By John Liang / April 2, 2018 at 3:40 PM

(This occasional feature highlights protests decided by the Government Accountability Office.)

Agency: Army

Awardee: Mantech Advanced Systems International

Protesters: Booz Allen Hamilton, Altamira Technologies Corp.

What GAO found: Booz Allen Hamilton and Altamira Technologies Corp. protested the Army's award of an analytical support services contract to Mantech Advanced Systems International, taking issue with the service's evaluation of "staffing and cost/price proposals, as well as the best-value tradeoff decision."

Booz Allen, Altamira, Mantech and three others submitted bids to the service, according to GAO's decision.

Booz Allen and Altamira claimed that Mantech "failed to comply with solicitation requirement to provide pricing for all proposed subcontractors," but GAO states in its decision that "the solicitation required pricing only for subcontractors proposed to perform the required level of effort identified in the pricing matrix."

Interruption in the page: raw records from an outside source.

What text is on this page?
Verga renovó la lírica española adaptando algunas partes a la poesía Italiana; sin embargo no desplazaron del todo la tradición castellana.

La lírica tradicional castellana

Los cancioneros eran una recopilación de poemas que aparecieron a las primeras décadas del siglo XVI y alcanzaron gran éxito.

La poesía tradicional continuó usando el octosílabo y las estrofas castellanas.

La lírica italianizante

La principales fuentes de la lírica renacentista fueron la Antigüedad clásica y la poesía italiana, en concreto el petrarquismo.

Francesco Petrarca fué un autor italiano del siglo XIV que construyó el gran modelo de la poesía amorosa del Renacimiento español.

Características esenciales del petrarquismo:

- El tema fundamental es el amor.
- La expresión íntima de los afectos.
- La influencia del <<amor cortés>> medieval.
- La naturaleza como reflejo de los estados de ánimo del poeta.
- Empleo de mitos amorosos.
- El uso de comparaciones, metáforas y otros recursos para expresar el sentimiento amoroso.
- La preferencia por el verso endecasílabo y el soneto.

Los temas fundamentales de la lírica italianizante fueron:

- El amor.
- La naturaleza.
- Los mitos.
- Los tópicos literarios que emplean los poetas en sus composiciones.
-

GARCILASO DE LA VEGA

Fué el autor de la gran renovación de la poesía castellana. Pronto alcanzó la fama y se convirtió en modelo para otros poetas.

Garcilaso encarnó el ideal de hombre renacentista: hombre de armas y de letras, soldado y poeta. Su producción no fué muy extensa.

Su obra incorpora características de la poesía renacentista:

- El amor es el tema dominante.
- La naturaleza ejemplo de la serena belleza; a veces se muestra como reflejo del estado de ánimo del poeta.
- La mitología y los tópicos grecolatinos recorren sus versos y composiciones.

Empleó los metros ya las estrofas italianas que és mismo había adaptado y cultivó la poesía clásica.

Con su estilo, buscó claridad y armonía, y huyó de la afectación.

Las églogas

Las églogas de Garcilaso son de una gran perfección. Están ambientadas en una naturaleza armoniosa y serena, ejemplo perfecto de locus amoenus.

The protesters also claimed that the Army "failed to appropriately assess the realism of the awardee's labor rates," but GAO found "the record shows that the agency took into consideration the unique features of the proposal."

Additionally, Altamira and Booz Allen asserted the Army "treated offerors unequally with respect to its cost realism analysis," but GAO found the service "reasonably upwardly adjusted the protester's labor rates because the protester failed to adequately support the rates, and did not adjust the awardee's subcontractors' rates because they were fixed ceiling rates."

Booz Allen and Altamira also took issue with the Army's alleged failure "to engage in meaningful discussions," but GAO ruled the Army "found the protester's overhead rates to be fair and reasonable."

Additionally, GAO shot down Booz Allen's and Altamira's claim that the Army "unreasonably assigned a weakness to an offeror's proposal" regarding staffing at certain facilities that were redacted out of the public cersion of the decision.